Here's how we hope the show pans out. We want to see Jamie Vardy acting as a sympathetic agony aunt one moment, a polemical moral arbiter the next. We want to see Jamie Vardy cooing over the lost souls of non-league, before lambasting them for their crippling dependence on protein shakes and excoriating them for going to Vodka Revs after Thursday night training sessions. We want to see Jamie Vardy demeaning grown men on live television, reducing them to tears by calling them "absolute full-kit wankers" as opposed to actual footballers.

"So let me get this straight, Keith. You missed your side's play-off final against Gosport Borough, so you could sleep with YOUR WIFE'S BEST MATE?" These are the sort of lines we want to hear on Jamie Vardy's Having An Academy. We will gasp, we will splutter, we will cry out in indignation at the filthy underbelly of non-league football. We want the most prurient, invasive insights we can possibly get into the sex lives of the Margate reserve team, and we want to feast upon the transient vindication it gives us when thinking of our own fathomless depravity. We want to hear tales of alcopop addiction, of excessive popper usage, of non-league footballers who've alienated their teammates by their absolute insistence on playing Chumbawamba's Greatest Hits from start to finish before every match.
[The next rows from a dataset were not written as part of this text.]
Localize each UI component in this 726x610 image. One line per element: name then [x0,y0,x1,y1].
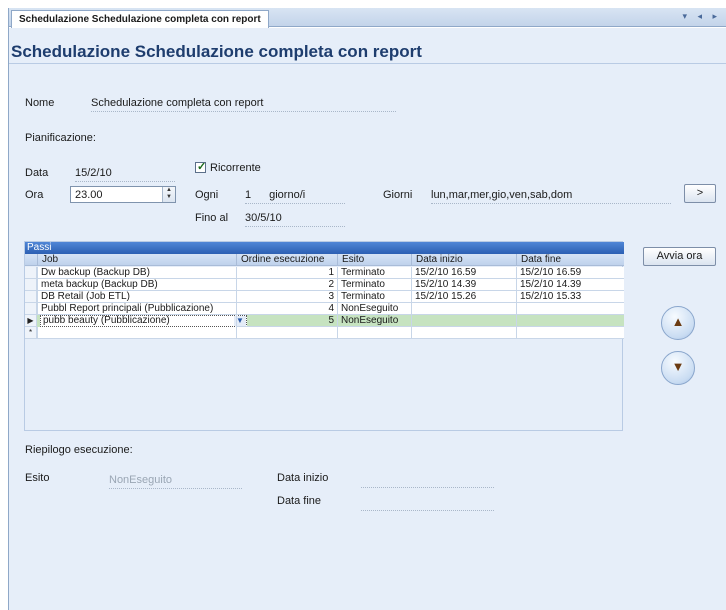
tab-strip: Schedulazione Schedulazione completa con… [9,8,726,28]
table-row[interactable]: Dw backup (Backup DB) 1 Terminato 15/2/1… [25,267,624,279]
cell-ordine[interactable] [236,327,337,339]
column-header-job[interactable]: Job [37,254,236,266]
move-up-button[interactable]: ▲ [661,306,695,340]
cell-esito[interactable]: NonEseguito [337,303,411,315]
cell-esito[interactable]: Terminato [337,267,411,279]
cell-job: pubb beauty (Pubblicazione) [43,315,170,326]
data-inizio-label: Data inizio [277,472,329,484]
cell-job[interactable]: meta backup (Backup DB) [37,279,236,291]
check-icon: ✓ [197,161,207,173]
ricorrente-label: Ricorrente [210,162,261,174]
column-header-ordine[interactable]: Ordine esecuzione [236,254,337,266]
nome-field[interactable]: Schedulazione completa con report [91,97,396,112]
cell-ordine[interactable]: 2 [236,279,337,291]
cell-esito[interactable]: Terminato [337,291,411,303]
ogni-unit: giorno/i [269,189,306,201]
esito-label: Esito [25,472,50,484]
document-window: Schedulazione Schedulazione completa con… [8,8,726,610]
data-field[interactable]: 15/2/10 [75,167,175,182]
column-header-esito[interactable]: Esito [337,254,411,266]
grid-header: Job Ordine esecuzione Esito Data inizio … [25,254,624,266]
passi-grid: Passi Job Ordine esecuzione Esito Data i… [24,241,624,431]
table-row-selected[interactable]: ▶ pubb beauty (Pubblicazione) ▼ 5 NonEse… [25,315,624,327]
cell-ordine[interactable]: 3 [236,291,337,303]
column-header-data-fine[interactable]: Data fine [516,254,624,266]
spinner-arrows-icon[interactable]: ▲ ▼ [162,187,175,202]
cell-data-fine[interactable]: 15/2/10 16.59 [516,267,624,279]
new-row-icon[interactable]: * [25,327,37,339]
ogni-label: Ogni [195,189,219,201]
cell-data-fine[interactable]: 15/2/10 14.39 [516,279,624,291]
table-row[interactable]: meta backup (Backup DB) 2 Terminato 15/2… [25,279,624,291]
cell-data-inizio[interactable] [411,303,516,315]
passi-caption: Passi [25,242,624,254]
ora-value: 23.00 [75,189,103,201]
data-label: Data [25,167,49,179]
ogni-field[interactable]: 1 giorno/i [245,189,345,204]
ricorrente-checkbox[interactable]: ✓ [195,161,207,173]
giorni-field[interactable]: lun,mar,mer,gio,ven,sab,dom [431,189,671,204]
cell-data-inizio[interactable]: 15/2/10 16.59 [411,267,516,279]
table-row[interactable]: DB Retail (Job ETL) 3 Terminato 15/2/10 … [25,291,624,303]
data-fine-label: Data fine [277,495,322,507]
cell-data-inizio[interactable] [411,315,516,327]
ora-spinner[interactable]: 23.00 ▲ ▼ [70,186,176,203]
tab-schedulazione[interactable]: Schedulazione Schedulazione completa con… [11,10,269,28]
avvia-ora-button[interactable]: Avvia ora [643,247,716,266]
fino-al-field[interactable]: 30/5/10 [245,212,345,227]
ogni-value: 1 [245,189,252,201]
page-title: Schedulazione Schedulazione completa con… [11,42,422,61]
cell-data-fine[interactable]: 15/2/10 15.33 [516,291,624,303]
cell-data-inizio[interactable] [411,327,516,339]
giorni-picker-button[interactable]: > [684,184,716,203]
cell-esito[interactable] [337,327,411,339]
cell-ordine[interactable]: 4 [236,303,337,315]
esito-field: NonEseguito [109,474,242,489]
fino-al-label: Fino al [195,212,229,224]
column-header-data-inizio[interactable]: Data inizio [411,254,516,266]
pianificazione-label: Pianificazione: [25,132,96,144]
table-new-row[interactable]: * [25,327,624,339]
row-header[interactable] [25,279,37,291]
row-header[interactable] [25,303,37,315]
row-header[interactable] [25,291,37,303]
cell-job[interactable]: DB Retail (Job ETL) [37,291,236,303]
cell-job[interactable]: Pubbl Report principali (Pubblicazione) [37,303,236,315]
cell-data-fine[interactable] [516,327,624,339]
tab-controls[interactable]: ▾ ◂ ▸ [682,11,721,22]
nome-label: Nome [25,97,55,109]
data-fine-field [361,497,494,511]
giorni-label: Giorni [383,189,413,201]
cell-data-fine[interactable] [516,303,624,315]
arrow-up-icon: ▲ [671,314,685,329]
move-down-button[interactable]: ▼ [661,351,695,385]
cell-esito[interactable]: Terminato [337,279,411,291]
job-combo-editor[interactable]: pubb beauty (Pubblicazione) ▼ [40,315,247,327]
riepilogo-label: Riepilogo esecuzione: [25,444,133,456]
schedule-form: Schedulazione Schedulazione completa con… [9,28,726,610]
table-row[interactable]: Pubbl Report principali (Pubblicazione) … [25,303,624,315]
ora-label: Ora [25,189,44,201]
data-inizio-field [361,474,494,488]
cell-esito[interactable]: NonEseguito [337,315,411,327]
cell-data-fine[interactable] [516,315,624,327]
cell-ordine[interactable]: 5 [236,315,337,327]
cell-data-inizio[interactable]: 15/2/10 14.39 [411,279,516,291]
cell-job[interactable] [37,327,236,339]
cell-data-inizio[interactable]: 15/2/10 15.26 [411,291,516,303]
row-header[interactable] [25,267,37,279]
current-row-icon[interactable]: ▶ [25,315,37,327]
arrow-down-icon: ▼ [671,359,685,374]
cell-job[interactable]: Dw backup (Backup DB) [37,267,236,279]
title-divider [9,63,726,64]
cell-ordine[interactable]: 1 [236,267,337,279]
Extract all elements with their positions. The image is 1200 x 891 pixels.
More than anything, we want Jamie Vardy to preside over this carnival of debauchery. We want him to reveal lie detector results off laminated cue cards, dropping the bombshell that three Tonbridge Angels players missed the entirety of pre-season to go on a lads' holiday to Zante. We want to see a non-league reject declare his dream of becoming "the next Sylvan Ebanks-Blake", as Jamie Vardy offers to help him kick his terrible hippy crack habit.

These are our demands for Jamie Vardy's Having An Academy. Let's face it, nobody wants to watch a programme about non-league success stories. Give the people what they want; give the public the nihilistic daytime television they truly crave. Show them an academy of human misery, and let Jamie Vardy feast on their fear.